J'en conclus que le CICE ne vous a pas servi de leçon, que vous continuez, pour reprendre la réponse que m'avait faite ici même Bruno Le Maire, à compter sur le bon sens des chefs d'entreprise, y compris ceux dont le seul critère de référence est le rendement de la rente capitaliste. Comment, au moins, n'avoir pas subordonné votre engagement à cette seule condition de bon sens : pas d'argent public pour les entreprises qui licencient tout en faisant des bénéfices !
Emmanuel Macron comme Bruno Le Maire plaidaient, pendant le confinement, pour la relocalisation de nos entreprises. Fort bien, mais que faites-vous pour cela ? Aucune réforme structurelle n'est envisagée, alors que l'Union européenne organise un libre-échange interne qui permet à Bridgestone de toucher de l'argent pour ouvrir une autre entreprise en Pologne, comme l'a révélé Fabien Roussel.

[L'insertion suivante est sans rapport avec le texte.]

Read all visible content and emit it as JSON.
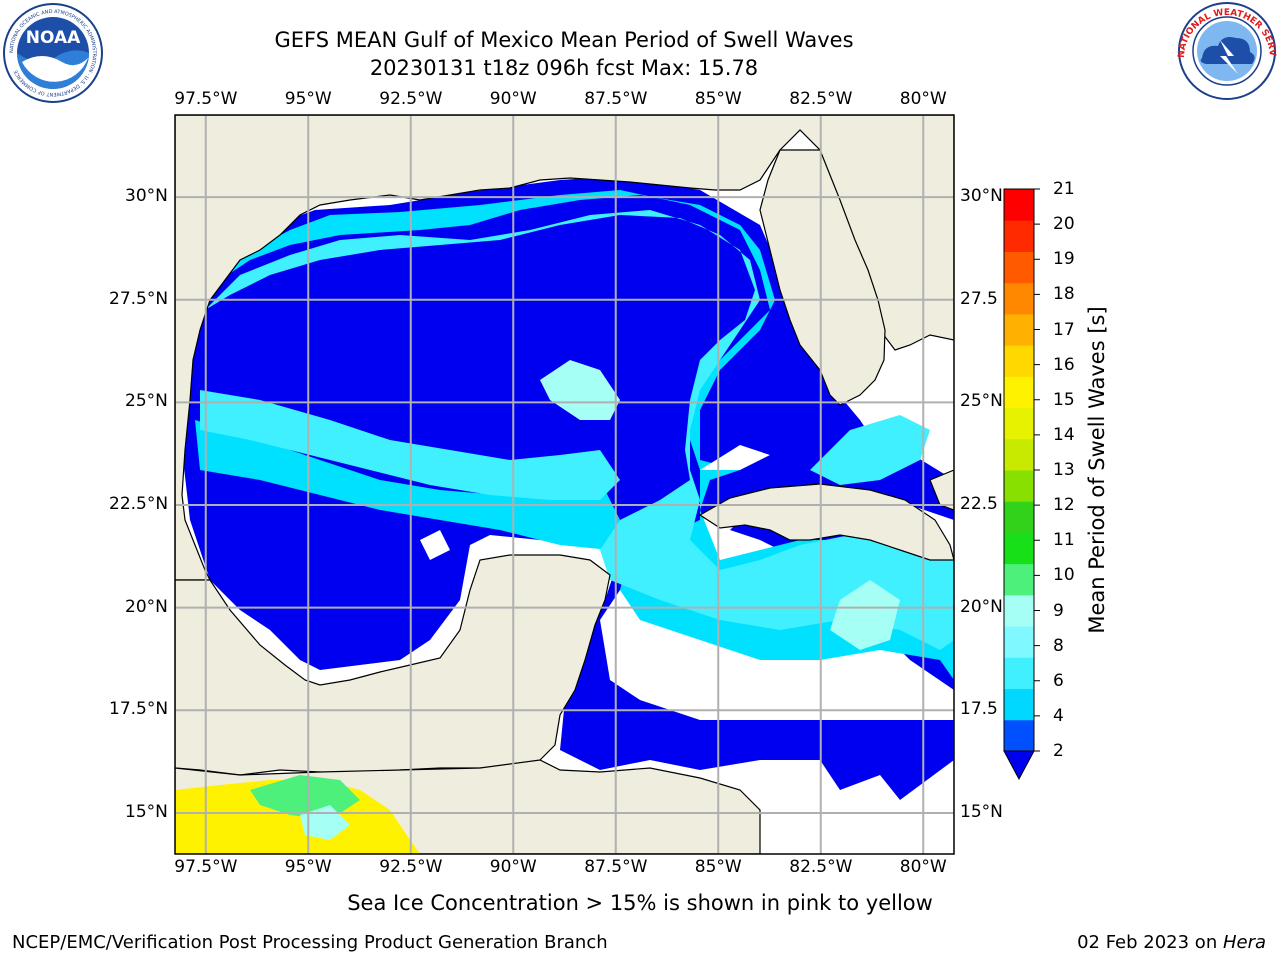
{
  "title": {
    "line1": "GEFS MEAN Gulf of Mexico Mean Period of Swell Waves",
    "line2": "20230131 t18z 096h fcst   Max: 15.78"
  },
  "logos": {
    "left": {
      "icon": "noaa-logo",
      "text": "NOAA",
      "ring_text": "NATIONAL OCEANIC AND ATMOSPHERIC ADMINISTRATION · U.S. DEPARTMENT OF COMMERCE"
    },
    "right": {
      "icon": "nws-logo",
      "ring_text": "NATIONAL WEATHER SERVICE"
    }
  },
  "map": {
    "lon_labels": [
      "97.5°W",
      "95°W",
      "92.5°W",
      "90°W",
      "87.5°W",
      "85°W",
      "82.5°W",
      "80°W"
    ],
    "lat_labels_left": [
      "30°N",
      "27.5°N",
      "25°N",
      "22.5°N",
      "20°N",
      "17.5°N",
      "15°N"
    ],
    "lat_labels_right": [
      "30°N",
      "27.5",
      "25°N",
      "22.5",
      "20°N",
      "17.5",
      "15°N"
    ],
    "lon_range": [
      -98.25,
      -79.25
    ],
    "lat_range": [
      14.0,
      32.0
    ],
    "colors": {
      "land": "#eeedde",
      "no_data": "#ffffff",
      "grid": "#b0b0b0"
    }
  },
  "colorbar": {
    "title": "Mean Period of Swell Waves [s]",
    "ticks": [
      "2",
      "4",
      "6",
      "8",
      "9",
      "10",
      "11",
      "12",
      "13",
      "14",
      "15",
      "16",
      "17",
      "18",
      "19",
      "20",
      "21"
    ],
    "colors": [
      "#0050ff",
      "#00d8ff",
      "#40f0ff",
      "#7ff8ff",
      "#a6fff4",
      "#4cf07a",
      "#18e018",
      "#33d21a",
      "#88e000",
      "#c7ea00",
      "#e6f200",
      "#fff200",
      "#ffd800",
      "#ffb000",
      "#ff8800",
      "#ff5a00",
      "#ff2a00",
      "#ff0000"
    ],
    "extend_below_color": "#0000f0"
  },
  "caption": "Sea Ice Concentration > 15% is shown in pink to yellow",
  "footer": {
    "left": "NCEP/EMC/Verification Post Processing Product Generation Branch",
    "right_date": "02 Feb 2023 on ",
    "right_host": "Hera"
  }
}
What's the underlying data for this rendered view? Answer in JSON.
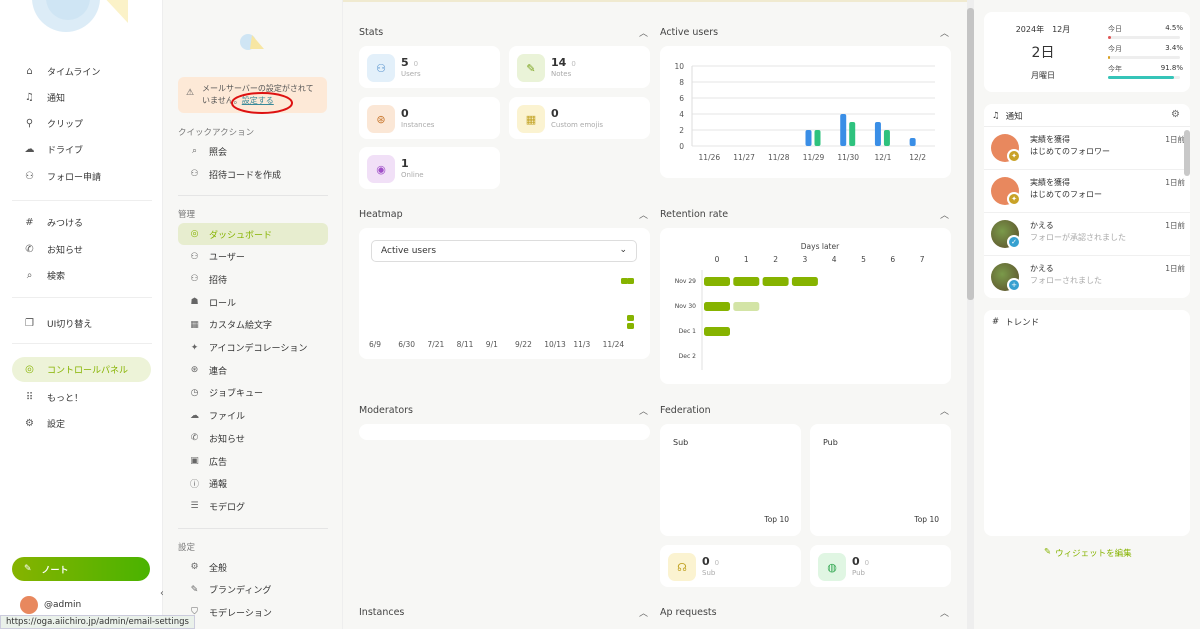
{
  "nav": {
    "items": [
      {
        "icon": "home-icon",
        "glyph": "⌂",
        "label": "タイムライン"
      },
      {
        "icon": "bell-icon",
        "glyph": "♫",
        "label": "通知"
      },
      {
        "icon": "paperclip-icon",
        "glyph": "⚲",
        "label": "クリップ"
      },
      {
        "icon": "cloud-icon",
        "glyph": "☁",
        "label": "ドライブ"
      },
      {
        "icon": "user-plus-icon",
        "glyph": "⚇",
        "label": "フォロー申請"
      },
      {
        "icon": "hash-icon",
        "glyph": "#",
        "label": "みつける"
      },
      {
        "icon": "megaphone-icon",
        "glyph": "✆",
        "label": "お知らせ"
      },
      {
        "icon": "search-icon",
        "glyph": "⌕",
        "label": "検索"
      },
      {
        "icon": "device-switch-icon",
        "glyph": "❐",
        "label": "UI切り替え"
      },
      {
        "icon": "gauge-icon",
        "glyph": "◎",
        "label": "コントロールパネル"
      },
      {
        "icon": "grid-icon",
        "glyph": "⠿",
        "label": "もっと！"
      },
      {
        "icon": "gear-icon",
        "glyph": "⚙",
        "label": "設定"
      }
    ],
    "note_button": "ノート",
    "account": "@admin",
    "accent": "#86b300"
  },
  "admin": {
    "warning_text": "メールサーバーの設定がされていません。",
    "warning_link": "設定する",
    "quick_actions_heading": "クイックアクション",
    "quick_actions": [
      {
        "icon": "search-icon",
        "glyph": "⌕",
        "label": "照会"
      },
      {
        "icon": "user-plus-icon",
        "glyph": "⚇",
        "label": "招待コードを作成"
      }
    ],
    "manage_heading": "管理",
    "manage_items": [
      {
        "icon": "gauge-icon",
        "glyph": "◎",
        "label": "ダッシュボード"
      },
      {
        "icon": "users-icon",
        "glyph": "⚇",
        "label": "ユーザー"
      },
      {
        "icon": "user-plus-icon",
        "glyph": "⚇",
        "label": "招待"
      },
      {
        "icon": "badges-icon",
        "glyph": "☗",
        "label": "ロール"
      },
      {
        "icon": "icons-icon",
        "glyph": "▦",
        "label": "カスタム絵文字"
      },
      {
        "icon": "sparkles-icon",
        "glyph": "✦",
        "label": "アイコンデコレーション"
      },
      {
        "icon": "planet-icon",
        "glyph": "⊛",
        "label": "連合"
      },
      {
        "icon": "clock-play-icon",
        "glyph": "◷",
        "label": "ジョブキュー"
      },
      {
        "icon": "cloud-icon",
        "glyph": "☁",
        "label": "ファイル"
      },
      {
        "icon": "megaphone-icon",
        "glyph": "✆",
        "label": "お知らせ"
      },
      {
        "icon": "ad-icon",
        "glyph": "▣",
        "label": "広告"
      },
      {
        "icon": "exclamation-circle-icon",
        "glyph": "ⓘ",
        "label": "通報"
      },
      {
        "icon": "list-search-icon",
        "glyph": "☰",
        "label": "モデログ"
      }
    ],
    "settings_heading": "設定",
    "settings_items": [
      {
        "icon": "gear-icon",
        "glyph": "⚙",
        "label": "全般"
      },
      {
        "icon": "paint-icon",
        "glyph": "✎",
        "label": "ブランディング"
      },
      {
        "icon": "shield-icon",
        "glyph": "⛉",
        "label": "モデレーション"
      }
    ]
  },
  "main": {
    "stats_title": "Stats",
    "stats": [
      {
        "icon": "users-icon",
        "glyph": "⚇",
        "value": "5",
        "diff": "0",
        "label": "Users",
        "bg": "#e3f0fa",
        "fg": "#4a8ac9"
      },
      {
        "icon": "pencil-icon",
        "glyph": "✎",
        "value": "14",
        "diff": "0",
        "label": "Notes",
        "bg": "#eaf3d8",
        "fg": "#7aa31c"
      },
      {
        "icon": "planet-icon",
        "glyph": "⊛",
        "value": "0",
        "diff": "",
        "label": "Instances",
        "bg": "#fbe7d6",
        "fg": "#c9782f"
      },
      {
        "icon": "icons-icon",
        "glyph": "▦",
        "value": "0",
        "diff": "",
        "label": "Custom emojis",
        "bg": "#fbf3d1",
        "fg": "#c2a325"
      },
      {
        "icon": "broadcast-icon",
        "glyph": "◉",
        "value": "1",
        "diff": "",
        "label": "Online",
        "bg": "#f1e0f7",
        "fg": "#a050c8"
      }
    ],
    "active_users_title": "Active users",
    "heatmap_title": "Heatmap",
    "heatmap_select": "Active users",
    "heatmap_ticks": [
      "6/9",
      "6/30",
      "7/21",
      "8/11",
      "9/1",
      "9/22",
      "10/13",
      "11/3",
      "11/24"
    ],
    "retention_title": "Retention rate",
    "retention_xlabel": "Days later",
    "moderators_title": "Moderators",
    "federation_title": "Federation",
    "federation_sub_label": "Sub",
    "federation_pub_label": "Pub",
    "federation_top": "Top 10",
    "federation_counts": [
      {
        "icon": "world-download-icon",
        "value": "0",
        "diff": "0",
        "label": "Sub",
        "bg": "#fbf3d1",
        "fg": "#c2a325"
      },
      {
        "icon": "world-upload-icon",
        "value": "0",
        "diff": "0",
        "label": "Pub",
        "bg": "#e0f6e3",
        "fg": "#34a853"
      }
    ],
    "instances_title": "Instances",
    "ap_requests_title": "Ap requests"
  },
  "right": {
    "calendar": {
      "month": "2024年　12月",
      "day": "2日",
      "weekday": "月曜日",
      "progress": [
        {
          "label": "今日",
          "value": "4.5%",
          "fraction": 0.045,
          "color": "#e05555"
        },
        {
          "label": "今月",
          "value": "3.4%",
          "fraction": 0.034,
          "color": "#d8a020"
        },
        {
          "label": "今年",
          "value": "91.8%",
          "fraction": 0.918,
          "color": "#35c4b8"
        }
      ]
    },
    "notifications_title": "通知",
    "notifications": [
      {
        "line1": "実績を獲得",
        "line2": "はじめてのフォロワー",
        "time": "1日前",
        "kind": "achievement"
      },
      {
        "line1": "実績を獲得",
        "line2": "はじめてのフォロー",
        "time": "1日前",
        "kind": "achievement"
      },
      {
        "line1": "かえる",
        "line2": "フォローが承認されました",
        "time": "1日前",
        "kind": "follow-accepted"
      },
      {
        "line1": "かえる",
        "line2": "フォローされました",
        "time": "1日前",
        "kind": "follow"
      }
    ],
    "trends_title": "トレンド",
    "edit_widgets": "ウィジェットを編集"
  },
  "status_url": "https://oga.aiichiro.jp/admin/email-settings",
  "chart_data": [
    {
      "type": "bar",
      "title": "Active users",
      "categories": [
        "11/26",
        "11/27",
        "11/28",
        "11/29",
        "11/30",
        "12/1",
        "12/2"
      ],
      "ylim": [
        0,
        10
      ],
      "yticks": [
        "0",
        "2",
        "4",
        "6",
        "8",
        "10"
      ],
      "series": [
        {
          "color": "#3a8ee6",
          "values": [
            0,
            0,
            0,
            2,
            4,
            3,
            1
          ]
        },
        {
          "color": "#2ec27e",
          "values": [
            0,
            0,
            0,
            2,
            3,
            2,
            0
          ]
        }
      ]
    },
    {
      "type": "heatmap",
      "title": "Retention rate",
      "xlabel": "Days later",
      "x": [
        "0",
        "1",
        "2",
        "3",
        "4",
        "5",
        "6",
        "7"
      ],
      "rows": [
        "Nov 29",
        "Nov 30",
        "Dec 1",
        "Dec 2"
      ],
      "values": [
        [
          1,
          1,
          1,
          1
        ],
        [
          1,
          0.4
        ],
        [
          1
        ],
        []
      ]
    }
  ]
}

Plutôt qu'une taxation aux frontières, vous préférez miser sur la compétitivité pour attirer les entreprises, ce qui se traduit par des baisses d'impôts, un moins disant fiscal et social dont nous n'avons rien à tirer. La réponse de Bridgestone, ou celle de Sanofi, qui touche le CICE tout en supprimant des postes de chercheur en France, ne vous alerte-t-elle pas ? Bref, cette politique de l'offre nous a déjà beaucoup coûté.
En matière de politique de la demande, le compte n'y est pas. Vous auriez au moins pu faire un geste en faveur des plus pauvres des Français, dont le nombre a explosé au point que le Secours populaire considère que la situation n'a jamais été aussi grave depuis la Seconde Guerre mondiale.